Precious heritage digitised

Russian specialists to help restore book collections of Belarusian nobility

By Victor Andreev

It’s difficult to join UNESCO’s Memory of the World programme, which includes some of the world’s most precious archive manuscripts, editions and libraries; it currently boasts 193 items from 83 countries, with Belarus represented by just one collection: the library of the Radziwill dukes, from Nesvizh. Most of the collection is held abroad: in Lithuania, Poland, Ukraine and Finland, as well as in Russia. However, the UNESCO Office in Moscow has joined the National Commission of Belarus for UNESCO in registering the collection and is now digitising the heritage of the noble Sapegi family, which is currently kept in St. Petersburg.

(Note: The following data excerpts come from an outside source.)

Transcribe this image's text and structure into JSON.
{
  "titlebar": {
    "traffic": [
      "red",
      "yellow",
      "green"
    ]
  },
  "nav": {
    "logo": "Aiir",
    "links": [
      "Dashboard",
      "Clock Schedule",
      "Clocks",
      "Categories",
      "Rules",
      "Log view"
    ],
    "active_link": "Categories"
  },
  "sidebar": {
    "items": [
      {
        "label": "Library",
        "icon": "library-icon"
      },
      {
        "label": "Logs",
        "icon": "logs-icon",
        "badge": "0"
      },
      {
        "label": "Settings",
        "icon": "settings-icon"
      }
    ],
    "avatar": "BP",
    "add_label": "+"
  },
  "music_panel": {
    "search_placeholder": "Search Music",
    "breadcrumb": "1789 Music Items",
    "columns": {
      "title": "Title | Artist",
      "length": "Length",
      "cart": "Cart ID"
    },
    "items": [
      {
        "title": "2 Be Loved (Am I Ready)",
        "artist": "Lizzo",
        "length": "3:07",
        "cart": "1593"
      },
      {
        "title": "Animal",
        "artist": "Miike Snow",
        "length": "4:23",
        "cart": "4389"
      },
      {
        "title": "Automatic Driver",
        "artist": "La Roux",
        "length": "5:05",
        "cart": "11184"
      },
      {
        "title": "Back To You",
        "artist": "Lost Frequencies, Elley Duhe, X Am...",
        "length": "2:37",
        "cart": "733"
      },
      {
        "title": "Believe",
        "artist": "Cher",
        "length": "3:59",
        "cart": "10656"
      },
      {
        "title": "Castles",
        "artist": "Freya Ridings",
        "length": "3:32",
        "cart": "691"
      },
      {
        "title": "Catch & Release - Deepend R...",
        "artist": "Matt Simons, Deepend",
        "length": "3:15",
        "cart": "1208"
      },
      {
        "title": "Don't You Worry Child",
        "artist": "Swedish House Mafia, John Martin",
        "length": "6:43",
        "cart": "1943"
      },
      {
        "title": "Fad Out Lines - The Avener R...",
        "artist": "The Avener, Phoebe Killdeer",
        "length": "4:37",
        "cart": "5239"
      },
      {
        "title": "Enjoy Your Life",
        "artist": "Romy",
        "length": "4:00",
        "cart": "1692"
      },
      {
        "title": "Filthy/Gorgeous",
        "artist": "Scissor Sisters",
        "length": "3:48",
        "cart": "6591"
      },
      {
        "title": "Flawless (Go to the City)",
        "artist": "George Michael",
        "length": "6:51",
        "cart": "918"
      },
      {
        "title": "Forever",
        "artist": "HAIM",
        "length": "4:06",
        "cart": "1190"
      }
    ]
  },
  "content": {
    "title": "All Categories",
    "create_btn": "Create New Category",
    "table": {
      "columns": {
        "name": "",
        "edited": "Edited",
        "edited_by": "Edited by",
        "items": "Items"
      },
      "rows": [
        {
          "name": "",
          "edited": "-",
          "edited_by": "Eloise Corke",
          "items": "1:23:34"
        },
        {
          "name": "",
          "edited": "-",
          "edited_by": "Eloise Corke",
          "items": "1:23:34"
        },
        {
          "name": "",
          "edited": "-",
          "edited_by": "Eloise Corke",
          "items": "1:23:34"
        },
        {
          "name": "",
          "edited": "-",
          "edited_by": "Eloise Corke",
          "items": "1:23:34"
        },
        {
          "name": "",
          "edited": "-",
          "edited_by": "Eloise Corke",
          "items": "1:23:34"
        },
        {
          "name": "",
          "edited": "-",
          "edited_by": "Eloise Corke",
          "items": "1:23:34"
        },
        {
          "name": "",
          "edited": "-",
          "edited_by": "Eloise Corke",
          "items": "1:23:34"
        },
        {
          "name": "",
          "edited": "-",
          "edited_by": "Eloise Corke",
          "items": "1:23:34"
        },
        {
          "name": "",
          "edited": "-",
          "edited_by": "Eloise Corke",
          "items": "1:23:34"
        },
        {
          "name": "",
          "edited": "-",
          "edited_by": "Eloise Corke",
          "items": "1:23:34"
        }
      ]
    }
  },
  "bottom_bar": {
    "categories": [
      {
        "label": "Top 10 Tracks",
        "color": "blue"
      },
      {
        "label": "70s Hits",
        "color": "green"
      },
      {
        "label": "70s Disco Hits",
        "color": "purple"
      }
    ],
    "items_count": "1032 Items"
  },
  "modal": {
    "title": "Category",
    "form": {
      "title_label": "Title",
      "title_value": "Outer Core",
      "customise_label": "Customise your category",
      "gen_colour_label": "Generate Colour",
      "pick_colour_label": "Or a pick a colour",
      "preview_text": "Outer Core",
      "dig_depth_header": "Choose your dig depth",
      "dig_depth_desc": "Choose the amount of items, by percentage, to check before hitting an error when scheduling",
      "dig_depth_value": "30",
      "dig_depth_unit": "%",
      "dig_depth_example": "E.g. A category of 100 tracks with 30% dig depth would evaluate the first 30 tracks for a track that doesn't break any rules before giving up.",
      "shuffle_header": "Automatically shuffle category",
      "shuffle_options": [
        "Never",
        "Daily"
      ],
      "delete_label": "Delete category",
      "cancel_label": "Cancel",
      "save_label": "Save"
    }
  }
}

Digitisation allows rare editions to become available to scientists around the world, alongside library users, preserving fragile manuscripts and folios on contemporary data storage media.

In 2011, the first CD was released containing the title pages of 300 Sapegi books from the collection of the Russian National Library in St. Petersburg. Several folios have been published in full on CD. Lyudmila Kiryukhina, Deputy Director of the National Library of Belarus, notes that many previously unknown editions are now on display for the first time, as are the original manuscripts of outstanding authors. All are now also available on CD.

Sadly, Belarus has lost almost everything relating to the heritage of the noble family, except for the ruins of several castles. One of these — in the Brest Region’s Ruzhany — is now undergoing reconstruction.

“If the Sapegi library is restored at least virtually, we’ll be able to apply to join the Memory of the World register,” explains Vladimir Schastny, Chairman of the National Commission for UNESCO.

The project has grown from a modest endeavour into a major inter-state affair, with specialists from Belarus and Russia, Lithuania and Poland uniting as an international council creating an e-collection of manuscripts and black-letter books once owned by the Sapegi family.